17.7.08

À terceira noite as famílias ciganas vão arrumando a casa no pavilhão

Daniela Gouveia, in Jornal Público

Na preparação da terceira noite, a ordem começava a chegar ao pavilhão onde a Câmara de Loures "realojou" as cerca de 200 pessoas de etnia cigana que fugiram da Quinta da Fonte.

Ontem já havia grupos para limpar o gimnodesportivo, os balneários e as ruas, refeições com horas marcadas. A Cruz Vermelha garantia que estava tudo a correr bem. Desde quinta-feira que ninguém vai "para a venda". Os homens não querem deixar as mulheres e as crianças sozinhas. Todos estão com medo e dizem que para a Quinta da Fonte "nunca mais". Ontem à tarde, à entrada do pavilhão, uma mulher de etnia cigana pedia aos funcionários mais uma vassoura, um menino mais uma bola, uma idosa toda de preto queixava-se de cansaço. Lá dentro, a tabela de básquete marcava as 15 horas e, debaixo de um calor de estufa, havia crianças a saltar à corda, mulheres a amamentar bebés, homens a jogar as cartas.

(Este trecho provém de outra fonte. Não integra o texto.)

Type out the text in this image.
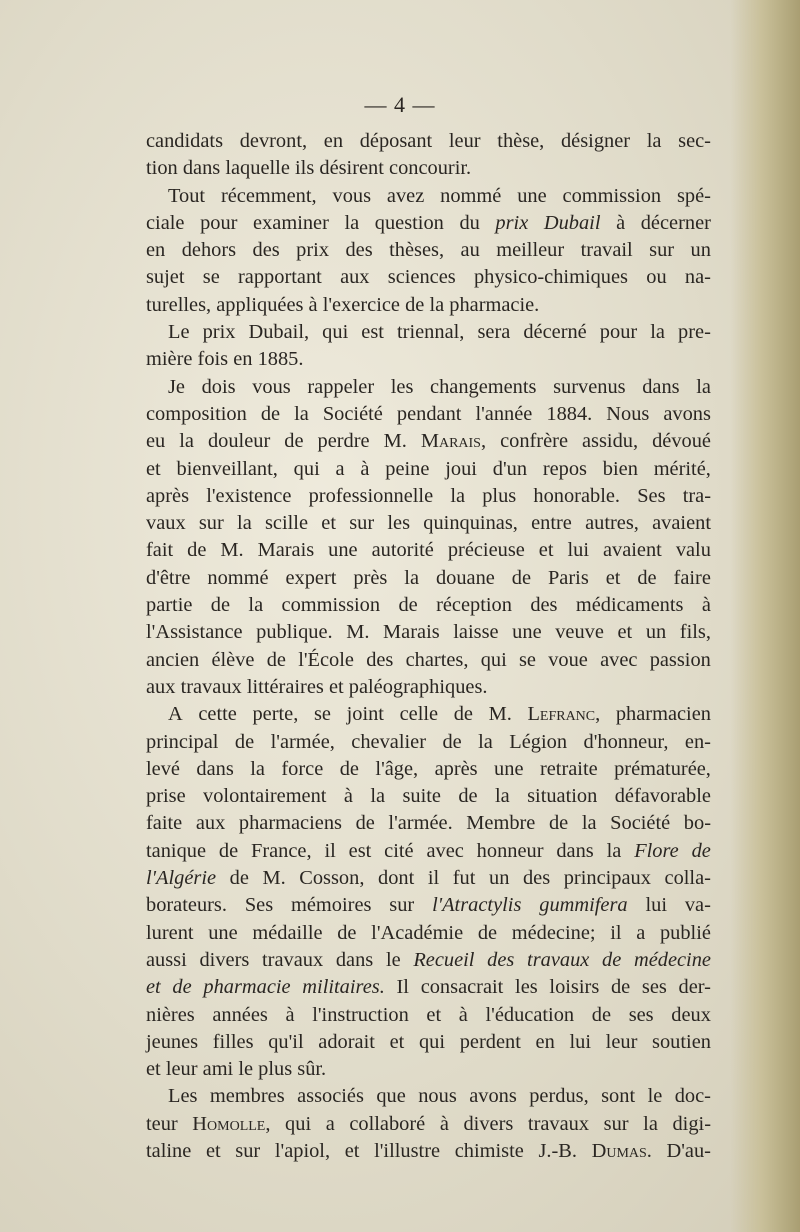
— 4 —
candidats devront, en déposant leur thèse, désigner la sec-
tion
dans
laquelle
ils
désirent
concourir.
Tout récemment, vous avez nommé une commission spé-
ciale pour examiner la question du prix Dubail à décerner
en dehors des prix des thèses, au meilleur travail sur un
sujet se rapportant aux sciences physico-chimiques ou na-
turelles,
appliquées
à
l'exercice
de
la
pharmacie.
Le prix Dubail, qui est triennal, sera décerné pour la pre-
mière
fois
en
1885.
Je dois vous rappeler les changements survenus dans la
composition de la Société pendant l'année 1884. Nous avons
eu la douleur de perdre M. Marais, confrère assidu, dévoué
et bienveillant, qui a à peine joui d'un repos bien mérité,
après l'existence professionnelle la plus honorable. Ses tra-
vaux sur la scille et sur les quinquinas, entre autres, avaient
fait de M. Marais une autorité précieuse et lui avaient valu
d'être nommé expert près la douane de Paris et de faire
partie de la commission de réception des médicaments à
l'Assistance publique. M. Marais laisse une veuve et un fils,
ancien élève de l'École des chartes, qui se voue avec passion
aux
travaux
littéraires
et
paléographiques.
A cette perte, se joint celle de M. Lefranc, pharmacien
principal de l'armée, chevalier de la Légion d'honneur, en-
levé dans la force de l'âge, après une retraite prématurée,
prise volontairement à la suite de la situation défavorable
faite aux pharmaciens de l'armée. Membre de la Société bo-
tanique de France, il est cité avec honneur dans la Flore de
l'Algérie de M. Cosson, dont il fut un des principaux colla-
borateurs. Ses mémoires sur l'Atractylis gummifera lui va-
lurent une médaille de l'Académie de médecine; il a publié
aussi divers travaux dans le Recueil des travaux de médecine
et de pharmacie militaires. Il consacrait les loisirs de ses der-
nières années à l'instruction et à l'éducation de ses deux
jeunes filles qu'il adorait et qui perdent en lui leur soutien
et
leur
ami
le
plus
sûr.
Les membres associés que nous avons perdus, sont le doc-
teur Homolle, qui a collaboré à divers travaux sur la digi-
taline et sur l'apiol, et l'illustre chimiste J.-B. Dumas. D'au-
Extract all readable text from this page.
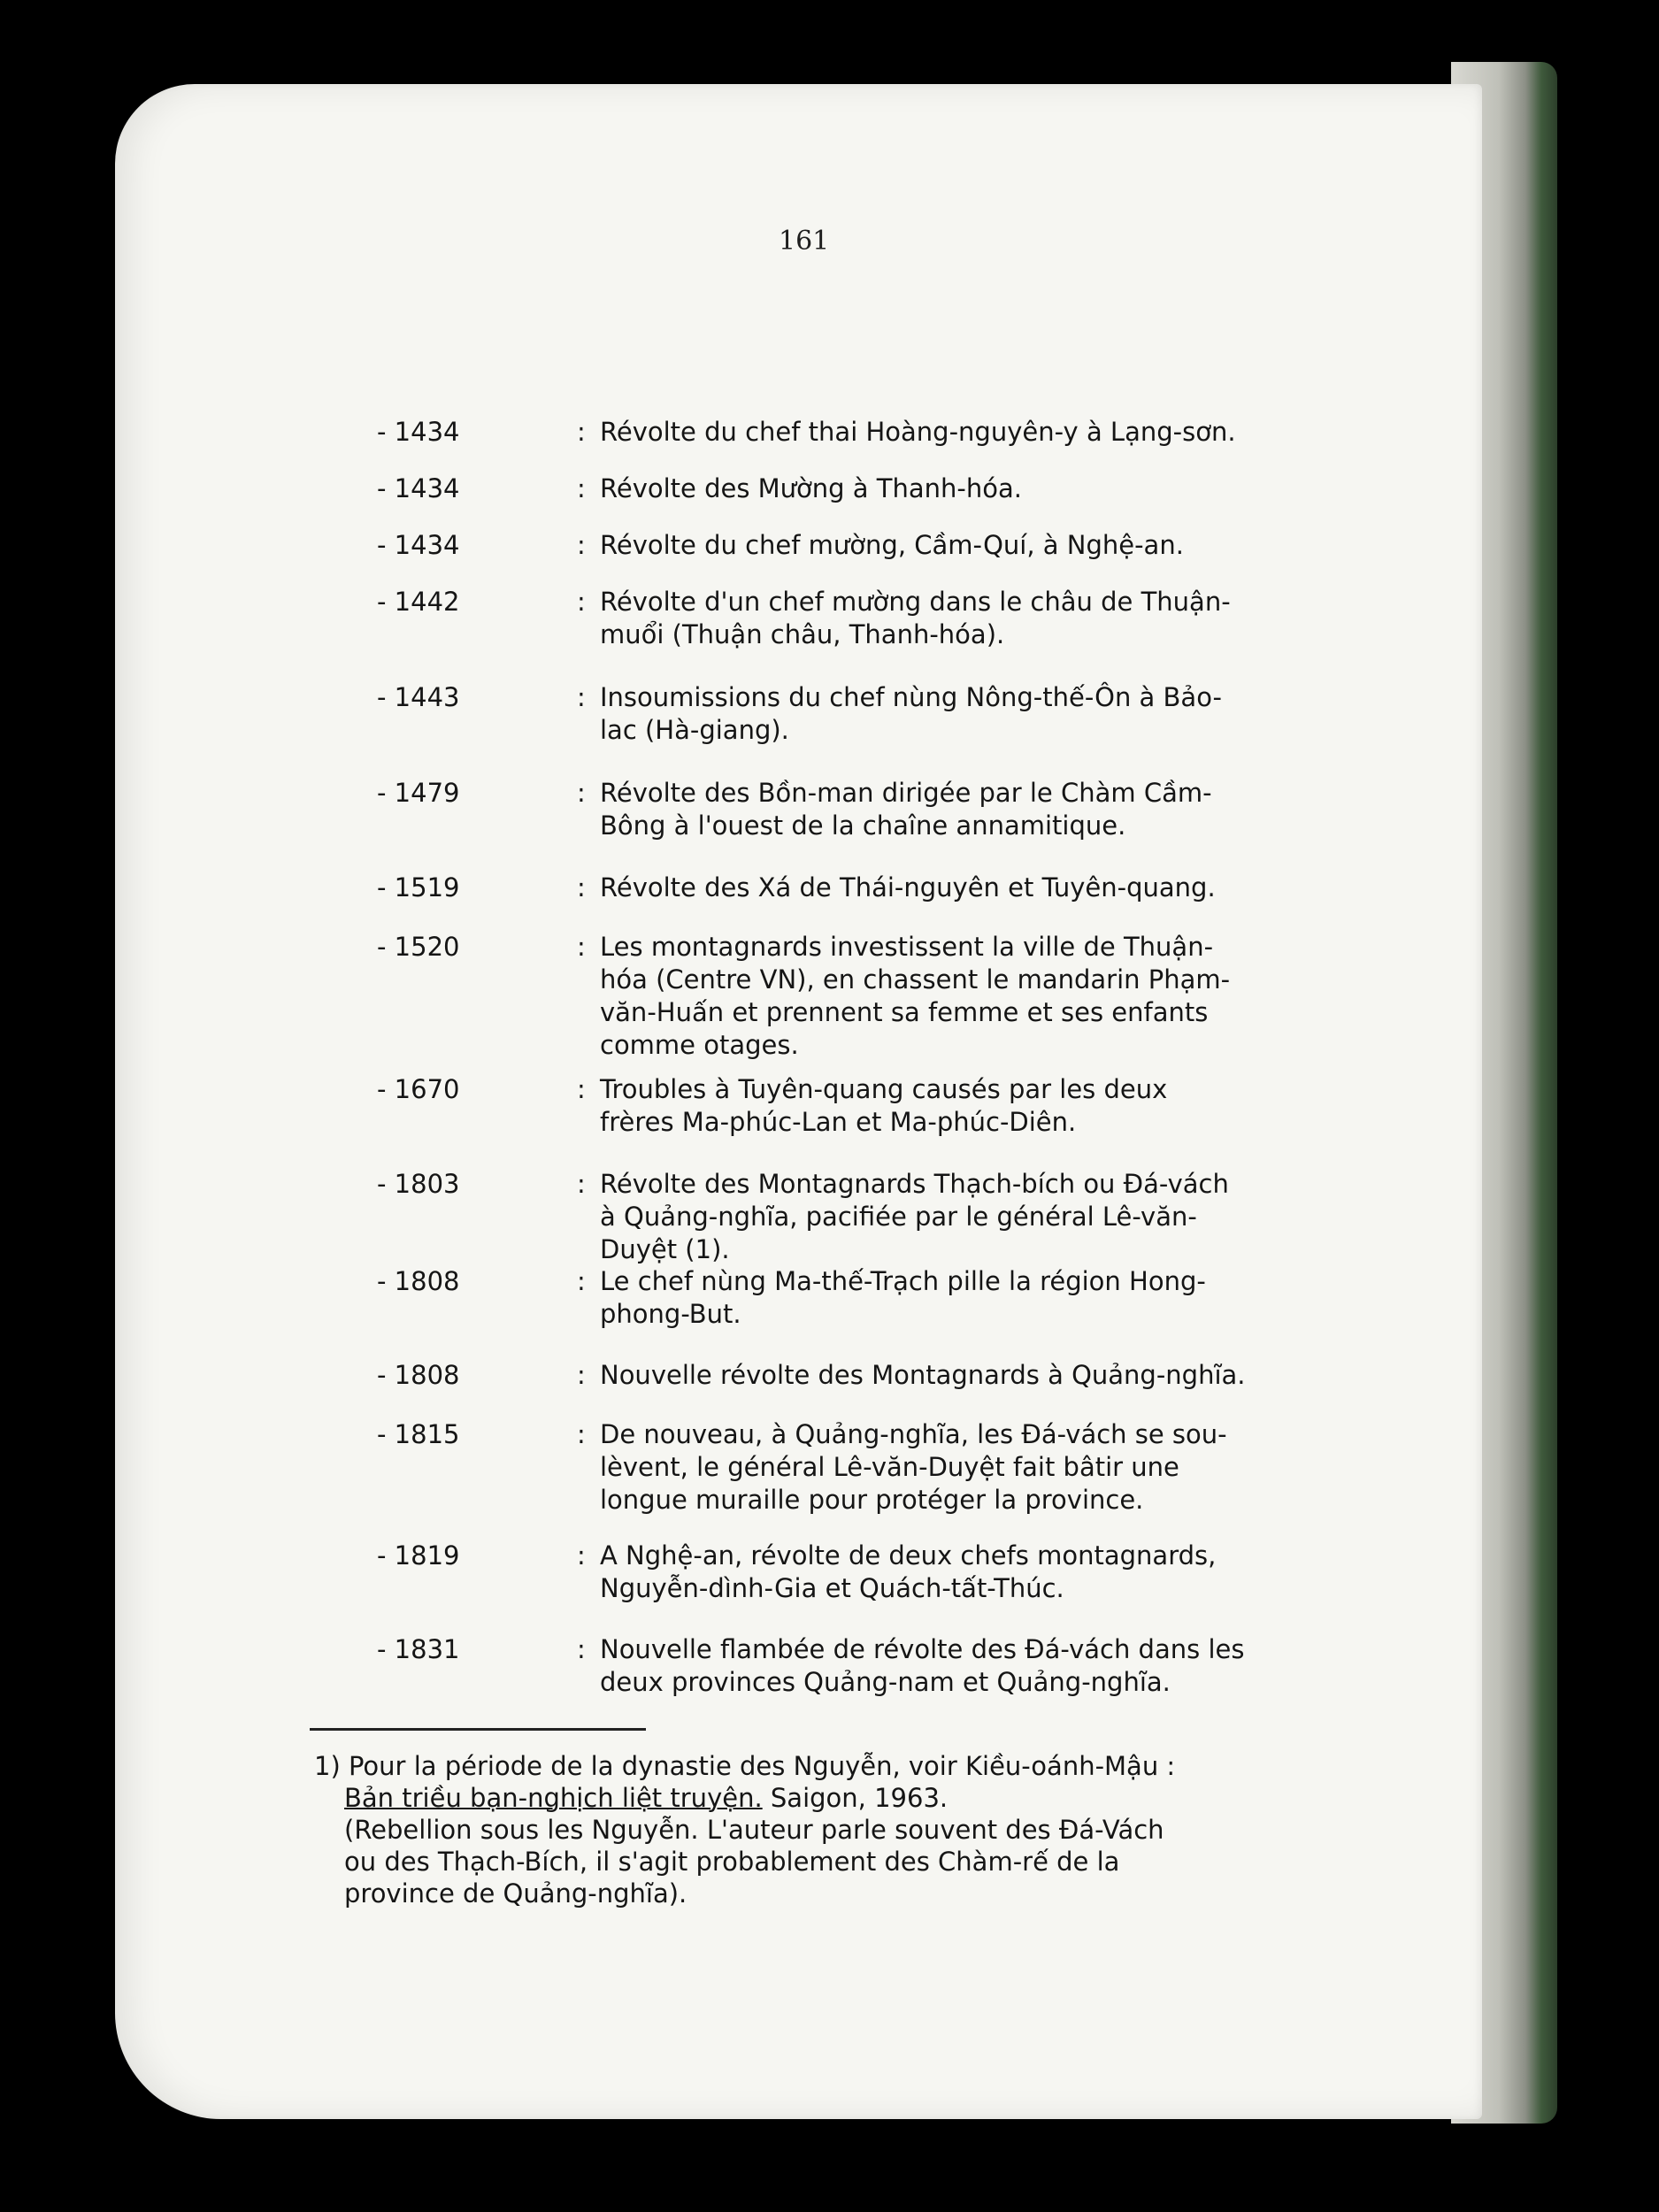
161
- 1434	: Révolte du chef thai Hoàng-nguyên-y à Lạng-sơn.
- 1434	: Révolte des Mường à Thanh-hóa.
- 1434	: Révolte du chef mường, Cầm-Quí, à Nghệ-an.
- 1442	: Révolte d'un chef mường dans le châu de Thuận-
muổi (Thuận châu, Thanh-hóa).
- 1443	: Insoumissions du chef nùng Nông-thế-Ôn à Bảo-
lac (Hà-giang).
- 1479	: Révolte des Bồn-man dirigée par le Chàm Cầm-
Bông à l'ouest de la chaîne annamitique.
- 1519	: Révolte des Xá de Thái-nguyên et Tuyên-quang.
- 1520	: Les montagnards investissent la ville de Thuận-
hóa (Centre VN), en chassent le mandarin Phạm-
văn-Huấn et prennent sa femme et ses enfants
comme otages.
- 1670	: Troubles à Tuyên-quang causés par les deux
frères Ma-phúc-Lan et Ma-phúc-Diên.
- 1803	: Révolte des Montagnards Thạch-bích ou Đá-vách
à Quảng-nghĩa, pacifiée par le général Lê-văn-
Duyệt (1).
- 1808	: Le chef nùng Ma-thế-Trạch pille la région Hong-
phong-But.
- 1808	: Nouvelle révolte des Montagnards à Quảng-nghĩa.
- 1815	: De nouveau, à Quảng-nghĩa, les Đá-vách se sou-
lèvent, le général Lê-văn-Duyệt fait bâtir une
longue muraille pour protéger la province.
- 1819	: A Nghệ-an, révolte de deux chefs montagnards,
Nguyễn-dình-Gia et Quách-tất-Thúc.
- 1831	: Nouvelle flambée de révolte des Đá-vách dans les
deux provinces Quảng-nam et Quảng-nghĩa.
1) Pour la période de la dynastie des Nguyễn, voir Kiều-oánh-Mậu :
Bản triều bạn-nghịch liệt truyện. Saigon, 1963.
(Rebellion sous les Nguyễn. L'auteur parle souvent des Đá-Vách
ou des Thạch-Bích, il s'agit probablement des Chàm-rế de la
province de Quảng-nghĩa).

Sentadas ao pé das camas feitas pela segunda vez, mulheres acrescentavam adjectivos à boca umas das outras: "Estamos cansadas, nervosas, chateadas, stressadas, revoltadas, o que fazemos é chorar". Susana Cândido dizia que já não se importava de dar o nome: "A minha casa já está destruída." Ainda com o recipiente do almoço nas mãos, Susana garantia: "Só arredo pé daqui se tiver casa para onde ir". Outra mulher, que não quis dar o nome, ainda dizia que a câmara até podia arranjar um acampamento. Mas Susana, etnia branca, casada com um cigano, insistia: "Mas qual acampamento qual quê? Uma casa! Os meus filhos têm de ser criados numa casa, as casas eram nossas, somos cidadãos portugueses e temos direito a uma casa". Para o bairro não voltam. "Nem pensar", "nunca mais". "Se a gente voltar ao bairro ainda pode morrer alguém", dizia uma. "Se a gente volta lá há mortes de certeza absoluta", ripostava Susana. Alguns ainda vão voltando, com a polícia, para ir buscar roupa, medicamentos e outros bens. "Ainda ontem fui lá buscar as fotografias dos meus filhos e eles (os africanos) disseram-me: cigano não tem direito a casa, quem manda no bairro somos nós", contava um homem com um olho no jogo de cartas, outro no caderno do PÚBLICO. Um dos "responsáveis" pelas famílias no pavilhão, José Fernandes, admitia que não era "de um dia para outro" que a situação se resolvia, "mas espalhar as famílias por vários concelhos podia ser uma das soluções. "Estamos com esperança na reunião de amanhã com o governo civil".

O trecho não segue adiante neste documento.